How can I show that $\mathbb{R}^p \setminus K_r(0)$ is connected, that is, it cannot be divided into two disjoint nonempty open sets? I tried assuming that it isn't connected and find a contradiction but I can't get any further.

$K_r(0)$ is the closed circle around $0$ with radius $r$.

I know that I can also show path connected instead.

Answer 1

For $n>2$ the $n-1$-sphere $S^{n-1}$ is connected and the map $$R^n\backslash K_r(0)\ \longrightarrow\ S^{n-1}:\ x\ \longmapsto\ \frac{x}{||x||},$$ is continuous and surjective.

Answer 2

It is actually easier to prove directly that your set is path-connected and then to deduce that it is connected.

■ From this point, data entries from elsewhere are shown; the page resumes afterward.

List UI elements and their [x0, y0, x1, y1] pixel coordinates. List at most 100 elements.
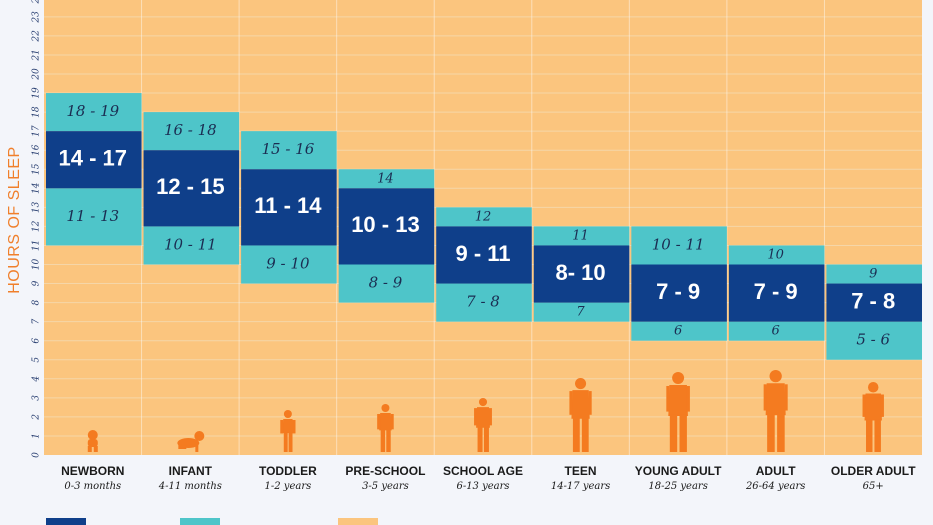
y-tick-label: 14 — [32, 182, 42, 194]
torso-shape — [571, 390, 590, 419]
legend-swatch-not-recommended — [338, 518, 378, 525]
person-figure-icon — [569, 378, 592, 452]
leg-shape — [288, 432, 293, 452]
leg-shape — [679, 414, 687, 452]
lower-may-be-appropriate-band — [728, 321, 825, 341]
y-tick-label: 15 — [32, 163, 42, 175]
y-tick-label: 24 — [32, 0, 42, 5]
y-tick-label: 13 — [32, 201, 42, 213]
upper-range-label: 15 - 16 — [261, 140, 314, 158]
recommended-range-label: 12 - 15 — [156, 174, 225, 199]
arm-shape — [666, 386, 670, 412]
leg-shape — [93, 446, 98, 452]
recommended-range-label: 7 - 9 — [754, 279, 798, 304]
head-shape — [575, 378, 587, 390]
lower-range-label: 6 — [772, 324, 780, 339]
lower-may-be-appropriate-band — [143, 226, 240, 265]
category-name: INFANT — [169, 464, 213, 478]
y-tick-label: 19 — [32, 87, 42, 99]
upper-may-be-appropriate-band — [436, 207, 532, 227]
torso-shape — [282, 419, 294, 434]
head-shape — [672, 372, 685, 384]
torso-shape — [379, 413, 392, 431]
leg-shape — [380, 429, 386, 452]
category-age: 0-3 months — [64, 481, 121, 492]
recommended-band — [728, 264, 825, 322]
y-tick-label: 5 — [32, 357, 42, 363]
arm-shape — [880, 394, 884, 417]
lower-range-label: 10 - 11 — [164, 235, 217, 253]
lower-range-label: 11 - 13 — [66, 207, 119, 225]
y-tick-label: 16 — [32, 144, 42, 156]
leg-shape — [669, 414, 678, 452]
lower-may-be-appropriate-band — [533, 302, 630, 322]
category-name: OLDER ADULT — [831, 464, 916, 478]
upper-range-label: 11 — [572, 228, 589, 243]
upper-may-be-appropriate-band — [728, 245, 825, 265]
arm-shape — [377, 414, 381, 430]
lower-may-be-appropriate-band — [241, 245, 337, 284]
category-name: PRE-SCHOOL — [345, 464, 425, 478]
y-tick-label: 1 — [32, 433, 42, 439]
arm-shape — [784, 384, 788, 411]
recommended-band — [631, 264, 727, 322]
upper-range-label: 9 — [869, 267, 877, 282]
upper-may-be-appropriate-band — [826, 264, 922, 284]
lower-may-be-appropriate-band — [338, 264, 435, 303]
lower-may-be-appropriate-band — [631, 321, 727, 341]
head-shape — [194, 431, 205, 441]
recommended-band — [143, 150, 240, 227]
leg-shape — [283, 432, 288, 452]
y-tick-label: 3 — [32, 395, 42, 401]
arm-shape — [588, 391, 592, 415]
category-name: ADULT — [756, 464, 796, 478]
category-age: 14-17 years — [551, 481, 610, 492]
category-age: 1-2 years — [265, 481, 312, 492]
leg-shape — [777, 413, 785, 452]
leg-shape — [477, 426, 483, 452]
arm-shape — [569, 391, 573, 415]
category-name: YOUNG ADULT — [635, 464, 722, 478]
category-age: 26-64 years — [745, 481, 805, 492]
leg-shape — [572, 417, 580, 452]
y-tick-label: 21 — [32, 49, 42, 61]
upper-range-label: 10 - 11 — [652, 235, 705, 253]
upper-may-be-appropriate-band — [338, 169, 435, 189]
upper-may-be-appropriate-band — [533, 226, 630, 246]
leg-shape — [483, 426, 489, 452]
upper-range-label: 18 - 19 — [66, 102, 119, 120]
lower-may-be-appropriate-band — [46, 188, 142, 246]
person-figure-icon — [666, 372, 690, 452]
category-name: TODDLER — [259, 464, 317, 478]
leg-shape — [178, 445, 187, 449]
recommended-range-label: 9 - 11 — [455, 241, 510, 266]
arm-shape — [488, 408, 492, 426]
person-figure-icon — [87, 430, 98, 452]
category-age: 3-5 years — [362, 481, 409, 492]
recommended-range-label: 10 - 13 — [351, 212, 420, 237]
recommended-band — [533, 245, 630, 303]
upper-range-label: 16 - 18 — [164, 121, 217, 139]
lower-may-be-appropriate-band — [436, 283, 532, 322]
y-tick-label: 17 — [32, 125, 42, 137]
person-figure-icon — [862, 382, 884, 452]
head-shape — [283, 410, 292, 418]
recommended-band — [826, 283, 922, 322]
head-shape — [867, 382, 879, 393]
legend-swatch-may-be-appropriate — [180, 518, 220, 525]
person-figure-icon — [280, 410, 296, 452]
arm-shape — [686, 386, 690, 412]
arm-shape — [280, 420, 284, 434]
torso-shape — [668, 385, 688, 416]
category-name: NEWBORN — [61, 464, 124, 478]
y-tick-label: 0 — [32, 452, 42, 458]
y-tick-label: 11 — [32, 240, 42, 251]
arm-shape — [862, 394, 866, 417]
person-figure-icon — [763, 370, 788, 452]
upper-range-label: 10 — [767, 247, 784, 262]
leg-shape — [581, 417, 589, 452]
y-tick-label: 6 — [32, 338, 42, 344]
category-age: 65+ — [863, 481, 884, 492]
upper-range-label: 14 — [377, 171, 394, 186]
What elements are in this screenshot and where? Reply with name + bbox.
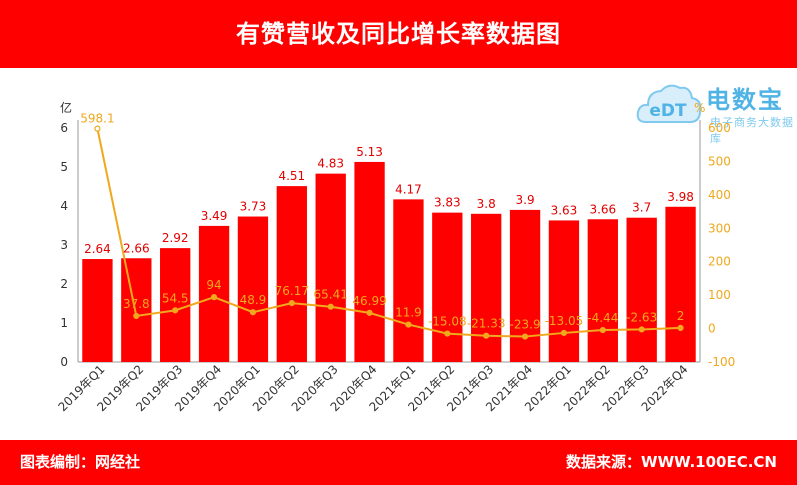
y-tick-label: 4 — [60, 199, 68, 213]
y2-tick-label: 500 — [708, 154, 731, 168]
bar-value-label: 3.63 — [551, 203, 578, 217]
bar — [587, 219, 618, 362]
y-tick-label: 5 — [60, 160, 68, 174]
bar-value-label: 3.8 — [477, 197, 496, 211]
bar — [354, 161, 385, 362]
rate-point — [210, 294, 218, 301]
y2-tick-label: 300 — [708, 221, 731, 235]
bar — [393, 199, 424, 362]
logo-subtitle: 电子商务大数据库 — [710, 116, 794, 145]
footer-source: 数据来源：WWW.100EC.CN — [566, 453, 777, 471]
bar — [160, 248, 191, 362]
y-tick-label: 1 — [60, 316, 68, 330]
bar-value-label: 3.73 — [240, 200, 267, 214]
brand-logo: eDT 电数宝 电子商务大数据库 — [634, 78, 794, 145]
logo-mark: eDT — [649, 101, 687, 121]
rate-value-label: -13.05 — [545, 314, 584, 328]
y2-tick-label: 400 — [708, 188, 731, 202]
rate-value-label: 65.41 — [314, 288, 348, 302]
bar-value-label: 2.64 — [84, 242, 111, 256]
bar — [548, 220, 580, 362]
bar — [665, 206, 696, 362]
rate-point — [249, 309, 257, 316]
bar-value-label: 4.17 — [395, 182, 422, 196]
rate-value-label: 598.1 — [80, 112, 114, 126]
rate-point — [560, 329, 568, 337]
bar — [82, 259, 113, 362]
rate-value-label: 37.8 — [123, 297, 150, 311]
rate-point — [444, 330, 451, 337]
bar-value-label: 3.66 — [589, 202, 616, 216]
rate-value-label: 76.17 — [275, 284, 309, 298]
bar-value-label: 4.83 — [317, 157, 344, 171]
rate-point — [521, 333, 529, 340]
y2-tick-label: 0 — [708, 322, 716, 336]
rate-point — [172, 307, 179, 314]
rate-value-label: -21.33 — [467, 317, 506, 331]
bar — [276, 186, 307, 362]
y-axis-label: 亿 — [60, 100, 72, 115]
bar-value-label: 3.7 — [632, 201, 651, 215]
bar-value-label: 3.9 — [516, 193, 535, 207]
bar-value-label: 3.83 — [434, 196, 461, 210]
rate-point — [94, 125, 101, 132]
bar-value-label: 4.51 — [278, 169, 305, 183]
rate-value-label: 54.5 — [162, 291, 189, 305]
chart-title: 有赞营收及同比增长率数据图 — [236, 20, 561, 48]
y2-tick-label: 200 — [708, 255, 731, 269]
y2-tick-label: -100 — [708, 355, 735, 369]
y2-tick-label: 100 — [708, 288, 731, 302]
logo-name: 电数宝 — [706, 86, 784, 114]
header-banner: 有赞营收及同比增长率数据图 — [0, 0, 797, 68]
y2-axis-label: % — [694, 101, 705, 115]
bar — [121, 258, 152, 362]
rate-value-label: 46.99 — [352, 294, 386, 308]
rate-point — [677, 324, 684, 332]
bar — [471, 213, 502, 362]
bar-value-label: 3.49 — [201, 209, 228, 223]
rate-point — [599, 326, 606, 334]
rate-value-label: 2 — [677, 309, 685, 323]
rate-value-label: 94 — [206, 278, 221, 292]
bar-value-label: 3.98 — [667, 190, 694, 204]
rate-value-label: -23.9 — [510, 318, 541, 332]
revenue-growth-chart: 0 1 2 3 4 5 6 -100 0 100 200 300 400 500 600 亿 % 2.64 2.66… — [55, 100, 735, 414]
cloud-logo-icon: eDT — [636, 84, 702, 123]
rate-point — [133, 312, 140, 320]
rate-point — [366, 309, 373, 316]
bar — [198, 225, 230, 362]
rate-point — [288, 300, 295, 307]
rate-point — [405, 321, 412, 328]
rate-value-label: -4.44 — [587, 311, 618, 325]
y2-tick-label: 600 — [708, 121, 731, 135]
rate-point — [483, 332, 490, 339]
bar — [626, 217, 657, 362]
rate-value-label: 11.9 — [395, 306, 422, 320]
rate-value-label: -2.63 — [626, 310, 657, 324]
footer-compiler: 图表编制：网经社 — [20, 453, 141, 471]
y-tick-label: 3 — [60, 238, 68, 252]
rate-value-label: 48.9 — [240, 293, 267, 307]
bar — [432, 212, 463, 362]
y-tick-label: 6 — [60, 121, 68, 135]
bar — [237, 216, 269, 362]
bar — [315, 173, 346, 362]
footer-banner: 图表编制：网经社 数据来源：WWW.100EC.CN — [0, 440, 797, 485]
bar-value-label: 2.66 — [123, 241, 150, 255]
y-tick-label: 0 — [60, 355, 68, 369]
rate-point — [638, 326, 645, 333]
bar-value-label: 2.92 — [162, 231, 189, 245]
growth-rate-line — [96, 128, 681, 338]
y-tick-label: 2 — [60, 277, 68, 291]
rate-value-label: -15.08 — [428, 315, 467, 329]
bar-value-label: 5.13 — [356, 145, 383, 159]
rate-point — [327, 303, 334, 310]
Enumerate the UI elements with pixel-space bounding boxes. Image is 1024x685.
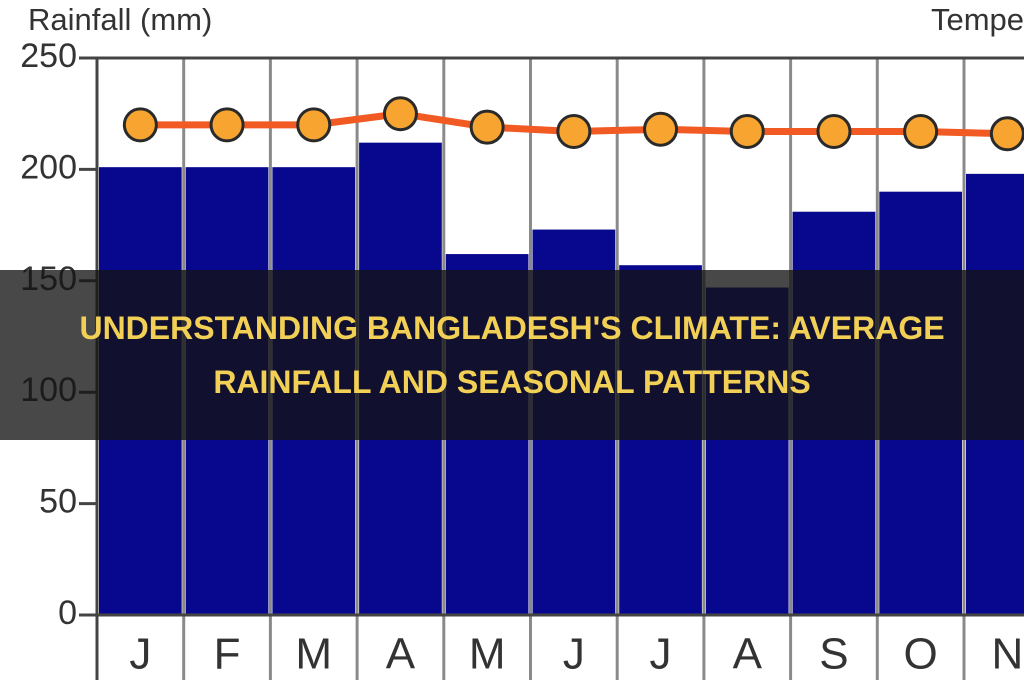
line-marker — [643, 111, 679, 147]
y2-axis-label: Tempe — [931, 2, 1024, 37]
x-tick-label: J — [650, 630, 672, 679]
line-marker — [903, 114, 939, 150]
line-marker — [122, 107, 158, 143]
line-marker — [469, 109, 505, 145]
x-tick-label: M — [295, 630, 332, 679]
x-tick-label: O — [904, 630, 938, 679]
x-tick-label: M — [469, 630, 506, 679]
y-tick-label: 250 — [20, 37, 77, 75]
line-marker — [729, 114, 765, 150]
line-marker — [989, 116, 1024, 152]
x-tick-label: A — [386, 630, 416, 679]
x-tick-label: F — [214, 630, 241, 679]
line-marker — [382, 96, 418, 132]
x-tick-label: N — [991, 630, 1023, 679]
line-marker — [556, 114, 592, 150]
x-tick-label: J — [563, 630, 585, 679]
y-tick-label: 50 — [39, 483, 77, 521]
line-marker — [816, 114, 852, 150]
y-tick-label: 200 — [20, 148, 77, 186]
x-tick-label: A — [733, 630, 763, 679]
x-tick-label: S — [819, 630, 848, 679]
title-banner: UNDERSTANDING BANGLADESH'S CLIMATE: AVER… — [0, 270, 1024, 440]
title: UNDERSTANDING BANGLADESH'S CLIMATE: AVER… — [79, 310, 945, 400]
line-marker — [209, 107, 245, 143]
y-tick-label: 0 — [58, 594, 77, 632]
line-marker — [296, 107, 332, 143]
x-tick-label: J — [129, 630, 151, 679]
y-axis-label: Rainfall (mm) — [28, 2, 212, 37]
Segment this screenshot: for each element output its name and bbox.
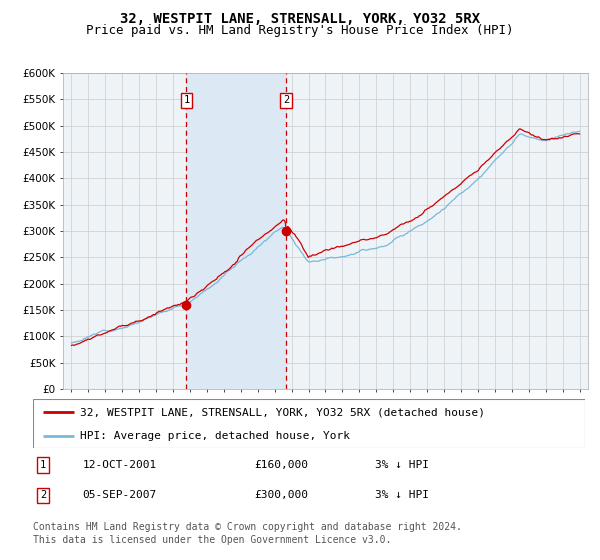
Text: Price paid vs. HM Land Registry's House Price Index (HPI): Price paid vs. HM Land Registry's House … (86, 24, 514, 37)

In order to prove that it is path-connected, take two points $a$ and $b$ from your set. Also, take a vector $v$ with norm $1$ which is orthgonal to the line passing through $a$ and $b$. Finally, considear a polygonal path as follows:

• At first, it goes (in a straight line) from $a$ to $a+2rv$;
• then, it goes (in a straight line) from $a+2rv$ to $b+2rv$;
• finally, it goes (still in a straight line) from $b+2rv$ to $b$.